Jim Backes said he was surprised by the commissioners' decision to consider imposing the tax since the authority has worked well with state, county and local officials in developing the park that is scheduled to open May 17.
Backes said he and fellow AOAA member Pat Mack attended the commissioners' workshop last month in which the tax issue was discussed, but he didn't anticipate the advertisement of an ordinance until at least the park opens.
"We've had a great rapport with the state and county government," Backes said. "The state has committed more than $3 million in grant funding toward the park and we've previously talked with the township commissioners about having a fund-raising event April 26 with the Anthracite Trail Riders, a local ATV club. I just think we can accomplish more if we all work together."
Backes said an admissions tax would not be factored into the fees the AOAA will charge riders for using the park. He believes payments or donations the AOAA plans to make to Coal Township from events held
at the park would be greater than a 5-percent admissions tax.
"I believe Commissioners Fetterman (Craig) and Zalar (George) are really missing the point on what this (AOAA) can do for the area," Backes said.
At their meeting Thursday night, the township commissioners voted 3-1 to advertise the ordinance, which has yet to be drawn up, for the admissions tax. The tax would apply to all activities allowable under the state's Local Tax Enabling Act that include, but are not limited to, campgrounds and outdoor recreation parks.
Fetterman made clear that the vote was merely to advertise and encourage public input.
Zalar said the purpose of the tax is to reimburse the township for any wear and tear on equipment, such as fire and rescue vehicles, that might be needed in the operation of outdoor recreation areas of Coal Township.
Commissioner Gene Welsh, who opposes the plan, said he doesn't think it's fair to tax a public entity such as the authority that runs the AOAA for Northumberland County.
Fetterman, Zalar and Paul Leshinskie voted to advertise the ordinance while Welsh cast the lone dissenting vote. Commissioner Bernie Rumberger was absent.
Backes pointed out that Reading Anthracite has been making a payment to the township for years in lieu of taxes. ATV riders are prevalent on property owned by Reading Anthracite.
"We should be focusing on making the area better for everyone by attracting more people and businesses to the area, which I know this park will bring," Backes said. "I'm sure we can achieve more by working with each other rather than against each other."
Backes said the AOAA is not looking for free police, fire and medical services, but would like to be given an opportunity to see what the volume of calls will be after the park opens. "The more services we use, the more money we would pay Coal Township," he said.
Backes said the authority allows Coal Township police to use their side-by-side all-terrain vehicle for free to gain access to the park property to conduct underage drinking patrols. He said, "This is just one example how the AOAA helps the community and works with various groups, including police, fire and emergency services."
The chairman said the AOAA has already attracted businesses to the area, pointing out that Jones Enterprises in Burnside has constructed a large shed near the park entrance for riders to store their vehicles and other equipment.

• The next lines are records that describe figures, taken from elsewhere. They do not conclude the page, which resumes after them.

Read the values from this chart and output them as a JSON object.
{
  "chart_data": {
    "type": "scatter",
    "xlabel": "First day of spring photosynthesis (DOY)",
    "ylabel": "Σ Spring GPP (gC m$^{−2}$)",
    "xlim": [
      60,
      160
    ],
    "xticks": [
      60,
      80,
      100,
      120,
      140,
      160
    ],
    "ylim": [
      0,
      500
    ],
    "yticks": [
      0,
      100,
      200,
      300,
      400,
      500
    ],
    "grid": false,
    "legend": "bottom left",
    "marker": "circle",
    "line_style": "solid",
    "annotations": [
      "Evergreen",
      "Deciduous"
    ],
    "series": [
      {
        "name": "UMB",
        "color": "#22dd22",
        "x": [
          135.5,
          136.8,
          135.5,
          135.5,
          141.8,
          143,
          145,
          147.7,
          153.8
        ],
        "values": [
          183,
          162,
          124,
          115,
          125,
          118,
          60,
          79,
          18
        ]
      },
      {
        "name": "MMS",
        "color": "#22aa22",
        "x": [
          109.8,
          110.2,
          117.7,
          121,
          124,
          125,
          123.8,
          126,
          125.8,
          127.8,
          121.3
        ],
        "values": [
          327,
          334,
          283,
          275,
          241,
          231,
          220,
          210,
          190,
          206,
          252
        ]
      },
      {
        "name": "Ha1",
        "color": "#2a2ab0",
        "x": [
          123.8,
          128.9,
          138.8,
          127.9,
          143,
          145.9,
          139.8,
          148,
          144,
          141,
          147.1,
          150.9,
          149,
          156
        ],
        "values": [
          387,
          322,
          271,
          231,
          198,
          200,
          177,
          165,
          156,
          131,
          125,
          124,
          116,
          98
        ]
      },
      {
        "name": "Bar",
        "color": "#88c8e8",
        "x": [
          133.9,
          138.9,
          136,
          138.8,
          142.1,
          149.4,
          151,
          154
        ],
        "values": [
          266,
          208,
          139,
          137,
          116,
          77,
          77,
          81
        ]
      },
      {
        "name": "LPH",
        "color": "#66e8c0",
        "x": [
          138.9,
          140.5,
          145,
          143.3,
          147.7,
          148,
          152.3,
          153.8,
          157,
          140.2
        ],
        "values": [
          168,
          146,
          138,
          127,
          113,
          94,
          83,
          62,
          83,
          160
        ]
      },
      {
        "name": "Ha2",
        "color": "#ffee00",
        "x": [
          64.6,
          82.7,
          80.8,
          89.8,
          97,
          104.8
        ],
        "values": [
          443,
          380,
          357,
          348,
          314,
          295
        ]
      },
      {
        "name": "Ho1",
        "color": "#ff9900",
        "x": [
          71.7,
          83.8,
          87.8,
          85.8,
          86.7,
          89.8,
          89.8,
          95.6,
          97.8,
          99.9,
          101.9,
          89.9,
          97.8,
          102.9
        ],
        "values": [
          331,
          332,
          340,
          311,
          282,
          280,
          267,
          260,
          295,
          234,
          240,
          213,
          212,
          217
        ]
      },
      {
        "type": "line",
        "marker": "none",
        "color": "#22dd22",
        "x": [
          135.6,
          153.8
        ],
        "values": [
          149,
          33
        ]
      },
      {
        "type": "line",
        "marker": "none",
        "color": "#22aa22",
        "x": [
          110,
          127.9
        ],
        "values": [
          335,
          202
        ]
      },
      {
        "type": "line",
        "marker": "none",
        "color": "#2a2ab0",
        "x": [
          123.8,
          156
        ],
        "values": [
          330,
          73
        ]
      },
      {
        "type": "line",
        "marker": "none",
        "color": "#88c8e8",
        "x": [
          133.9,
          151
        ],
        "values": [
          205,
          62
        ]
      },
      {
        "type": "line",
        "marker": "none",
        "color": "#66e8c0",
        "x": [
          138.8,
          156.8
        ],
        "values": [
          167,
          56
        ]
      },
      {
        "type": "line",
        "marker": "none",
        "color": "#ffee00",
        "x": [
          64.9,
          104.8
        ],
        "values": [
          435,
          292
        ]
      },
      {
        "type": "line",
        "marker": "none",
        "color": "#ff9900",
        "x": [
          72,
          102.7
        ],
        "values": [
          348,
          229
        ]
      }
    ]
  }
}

He also said local Realtor Joseph Bressi is in the process of building a campground in West Cameron Township primarily for visitors to the AOAA. Since Bressi's campground isn't in Coal Township, the proposed admission tax would not affect his property.
"The AOAA is a great opportunity for Coal Township and the entire area to attract new businesses while providing a first-class recreation area and improving the quality of life for local residents," he said.
Backes said the AOAA will host litter cleanups from 9 a.m. to noon Saturday, March 29, and Saturday, April 12, at its trail head. He said One Smart Cookie will provide lunch for volunteers who will be able to ride the trail from 1 to 4 p.m.